In a November 19 letter, the Alabama Department of Environmental Management (ADEM) told Marion that its audited financial statements for the 2023 fiscal year had to be completed and submitted by December 22, 2025. The audit is a condition of continued state and federal funding for the city’s ongoing water and sewer projects.
Earlier this month, the Times-Standard-Herald filed a public records request with ADEM asking whether Marion had met its audit deadlines and requesting documents showing the current status of ADEM-funded water and sewer work in the city. As of press time, ADEM had acknowledged receipt of the request but had not answered the question of whether the 2023 audit has actually been received.

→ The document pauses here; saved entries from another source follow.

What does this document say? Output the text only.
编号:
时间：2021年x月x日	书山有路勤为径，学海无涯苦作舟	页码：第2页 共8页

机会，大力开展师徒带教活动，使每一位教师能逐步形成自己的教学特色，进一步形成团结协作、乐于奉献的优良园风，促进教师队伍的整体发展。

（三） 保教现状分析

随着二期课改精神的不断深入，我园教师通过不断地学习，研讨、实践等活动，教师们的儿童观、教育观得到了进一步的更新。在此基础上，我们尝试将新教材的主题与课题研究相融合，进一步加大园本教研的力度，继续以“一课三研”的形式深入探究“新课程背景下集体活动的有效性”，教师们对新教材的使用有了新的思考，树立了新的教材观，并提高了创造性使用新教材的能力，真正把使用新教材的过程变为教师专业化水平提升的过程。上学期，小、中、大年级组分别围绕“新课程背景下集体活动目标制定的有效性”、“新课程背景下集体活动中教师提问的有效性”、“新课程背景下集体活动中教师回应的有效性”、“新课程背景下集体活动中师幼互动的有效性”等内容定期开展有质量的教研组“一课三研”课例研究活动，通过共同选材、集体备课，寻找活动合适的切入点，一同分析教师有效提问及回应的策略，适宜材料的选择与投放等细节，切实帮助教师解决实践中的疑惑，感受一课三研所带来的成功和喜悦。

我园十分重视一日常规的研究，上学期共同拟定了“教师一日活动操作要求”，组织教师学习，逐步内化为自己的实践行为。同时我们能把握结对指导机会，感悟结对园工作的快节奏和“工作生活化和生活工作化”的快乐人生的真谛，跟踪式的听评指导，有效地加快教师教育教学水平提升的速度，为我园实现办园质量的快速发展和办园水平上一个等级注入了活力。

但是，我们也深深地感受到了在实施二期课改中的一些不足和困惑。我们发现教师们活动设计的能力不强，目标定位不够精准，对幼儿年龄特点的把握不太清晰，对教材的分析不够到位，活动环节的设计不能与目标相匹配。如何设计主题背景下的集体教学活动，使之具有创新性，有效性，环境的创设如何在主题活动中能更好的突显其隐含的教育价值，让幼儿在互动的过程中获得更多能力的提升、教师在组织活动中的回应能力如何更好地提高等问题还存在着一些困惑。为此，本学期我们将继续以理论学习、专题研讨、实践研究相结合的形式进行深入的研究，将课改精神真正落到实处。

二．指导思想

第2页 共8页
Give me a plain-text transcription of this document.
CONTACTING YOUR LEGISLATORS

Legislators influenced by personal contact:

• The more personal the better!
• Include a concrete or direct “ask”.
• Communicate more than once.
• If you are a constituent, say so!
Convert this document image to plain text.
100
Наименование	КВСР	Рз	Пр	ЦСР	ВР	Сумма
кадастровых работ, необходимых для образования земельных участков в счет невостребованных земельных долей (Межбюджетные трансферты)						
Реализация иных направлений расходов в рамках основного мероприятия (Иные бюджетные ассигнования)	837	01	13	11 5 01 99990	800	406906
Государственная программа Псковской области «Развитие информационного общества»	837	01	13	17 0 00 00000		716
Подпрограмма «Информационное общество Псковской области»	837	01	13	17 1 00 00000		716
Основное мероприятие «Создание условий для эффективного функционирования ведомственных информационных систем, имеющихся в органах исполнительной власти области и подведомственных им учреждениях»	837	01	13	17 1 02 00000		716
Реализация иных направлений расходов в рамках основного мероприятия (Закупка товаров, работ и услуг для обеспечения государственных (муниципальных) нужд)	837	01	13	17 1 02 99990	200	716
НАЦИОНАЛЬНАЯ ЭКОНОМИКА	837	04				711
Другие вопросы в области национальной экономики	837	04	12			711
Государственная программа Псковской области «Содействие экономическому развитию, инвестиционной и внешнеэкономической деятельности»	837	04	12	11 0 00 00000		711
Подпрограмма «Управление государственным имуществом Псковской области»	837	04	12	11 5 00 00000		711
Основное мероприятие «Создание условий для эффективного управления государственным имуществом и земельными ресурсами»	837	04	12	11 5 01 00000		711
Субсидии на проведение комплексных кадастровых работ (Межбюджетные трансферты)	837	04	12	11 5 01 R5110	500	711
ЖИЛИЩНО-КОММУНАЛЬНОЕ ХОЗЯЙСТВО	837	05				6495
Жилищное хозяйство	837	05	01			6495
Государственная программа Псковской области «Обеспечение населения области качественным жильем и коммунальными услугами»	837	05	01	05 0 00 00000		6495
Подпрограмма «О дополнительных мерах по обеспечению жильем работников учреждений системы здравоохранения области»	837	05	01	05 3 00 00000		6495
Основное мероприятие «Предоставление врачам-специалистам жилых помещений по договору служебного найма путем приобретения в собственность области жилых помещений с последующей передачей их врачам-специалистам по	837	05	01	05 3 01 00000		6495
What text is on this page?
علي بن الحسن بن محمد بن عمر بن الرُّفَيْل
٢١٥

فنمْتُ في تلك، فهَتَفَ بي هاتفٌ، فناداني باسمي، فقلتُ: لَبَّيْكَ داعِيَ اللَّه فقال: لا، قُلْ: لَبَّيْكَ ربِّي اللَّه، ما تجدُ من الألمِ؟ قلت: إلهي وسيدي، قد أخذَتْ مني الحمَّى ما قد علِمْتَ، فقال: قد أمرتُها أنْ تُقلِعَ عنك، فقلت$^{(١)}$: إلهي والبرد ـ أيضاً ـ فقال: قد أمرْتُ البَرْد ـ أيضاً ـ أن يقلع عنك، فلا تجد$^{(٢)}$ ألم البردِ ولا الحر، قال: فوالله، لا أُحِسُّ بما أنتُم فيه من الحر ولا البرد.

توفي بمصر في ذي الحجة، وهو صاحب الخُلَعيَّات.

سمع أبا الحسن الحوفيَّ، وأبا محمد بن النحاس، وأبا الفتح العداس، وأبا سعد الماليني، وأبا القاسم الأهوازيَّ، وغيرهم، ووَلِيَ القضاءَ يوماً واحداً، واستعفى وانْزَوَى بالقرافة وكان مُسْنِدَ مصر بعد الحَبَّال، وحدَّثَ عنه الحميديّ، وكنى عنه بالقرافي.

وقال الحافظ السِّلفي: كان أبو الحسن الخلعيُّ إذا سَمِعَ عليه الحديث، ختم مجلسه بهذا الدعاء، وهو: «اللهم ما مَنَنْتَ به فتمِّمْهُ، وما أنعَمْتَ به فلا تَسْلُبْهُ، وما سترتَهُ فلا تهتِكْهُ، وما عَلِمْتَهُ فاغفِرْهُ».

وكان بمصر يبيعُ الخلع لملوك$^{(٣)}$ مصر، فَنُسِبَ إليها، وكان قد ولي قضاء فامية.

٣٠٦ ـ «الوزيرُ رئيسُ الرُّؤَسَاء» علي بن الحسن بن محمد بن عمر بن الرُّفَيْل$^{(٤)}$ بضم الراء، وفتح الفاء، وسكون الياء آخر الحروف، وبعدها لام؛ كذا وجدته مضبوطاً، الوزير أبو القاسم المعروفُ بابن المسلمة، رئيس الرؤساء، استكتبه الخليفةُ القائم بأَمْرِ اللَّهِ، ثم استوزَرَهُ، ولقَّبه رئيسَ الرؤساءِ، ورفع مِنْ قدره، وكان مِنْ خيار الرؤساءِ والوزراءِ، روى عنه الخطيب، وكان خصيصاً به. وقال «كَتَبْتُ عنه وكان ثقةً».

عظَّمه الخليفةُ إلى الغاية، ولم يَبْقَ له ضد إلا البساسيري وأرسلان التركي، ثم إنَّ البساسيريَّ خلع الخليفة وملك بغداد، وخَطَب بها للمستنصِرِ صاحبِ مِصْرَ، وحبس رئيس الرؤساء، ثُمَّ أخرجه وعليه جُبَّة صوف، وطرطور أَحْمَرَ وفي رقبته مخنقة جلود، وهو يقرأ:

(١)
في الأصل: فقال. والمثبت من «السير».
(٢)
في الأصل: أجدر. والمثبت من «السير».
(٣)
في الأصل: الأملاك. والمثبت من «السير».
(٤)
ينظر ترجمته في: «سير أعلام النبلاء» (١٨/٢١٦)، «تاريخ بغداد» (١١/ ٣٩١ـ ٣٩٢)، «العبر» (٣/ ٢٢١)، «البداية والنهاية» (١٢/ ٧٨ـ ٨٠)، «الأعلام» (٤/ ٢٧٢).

At the same time, the paper has been seeking basic financial and public records from City Hall and from the state office that keeps many local audits on file.
State Agencies and Audit Records
ADEM and the Alabama Examiners of Public Accounts are separate agencies. ADEM oversees environmental permits and funding, including the money paying for Marion’s water and sewer projects. The Examiners are the state’s audit arm. They routinely audit counties, school boards and certain other entities, and they also maintain a repository of audits for many cities and public bodies when those audits are sent to them.
There is no indication that Marion is under a current audit by the Examiners, and cities are not automatically required to file every annual audit with that office. Even so, when the Times-Standard-Herald asked what the Examiners had on file for Marion, the answer stopped several years short of the present.
The Examiners’ office told the paper that the last Marion audit in its repository is for the 2020 fiscal year, and that it was not submitted until 2022. The office said it has no audits from Marion for 2021 forward.
That does not necessarily mean later audits do not exist. Earlier this month, the Times-Standard-Herald reported on the contents of Marion’s 2022 audit. That report shows a city heavily dependent on water and sewer revenue and struggling with basic financial controls. According to the Examiners, however, that 2022 audit had never been turned in to their office.
Requests to City Hall
While those questions are hanging at the state level, the paper has also been asking the city itself for records that could help fill in the gaps.
On December 2 and 3, the Times-Standard-Herald submitted several written public records requests to Mayor Dexter Hinton and City Clerk and Treasurer Laura Hinton under Alabama’s recently updated Open Records Act. Those requests seek documents including copies of city ordinances and public notices adopted or issued since April 1, 2024; certain other financial records; and documents connected to major public works expenditures.
For more than two weeks, those requests received no response from City Hall. On December 19, Clerk Hinton acknowledged the requests in an email and said the records would be made available sometime in January 2026. The city did not give a specific date.
Under changes to state law that took effect this year, public bodies are now required to acknowledge proper public records requests within ten business days and to provide a response within a set period, either by producing the records, denying the request, or explaining the need for more time.
Unanswered Questions
Between ADEM, the Examiners, and City Hall, there is still no clear public answer to a basic question: whether Marion’s 2023 audit has been completed and submitted in time to satisfy the conditions on its water and sewer funding, and how the city’s books look today.
The Times-Standard-Herald will continue to seek those records from ADEM, the Examiners, and the City of Marion, and will report on what the documents show about how the city is handling its water projects and other public funds.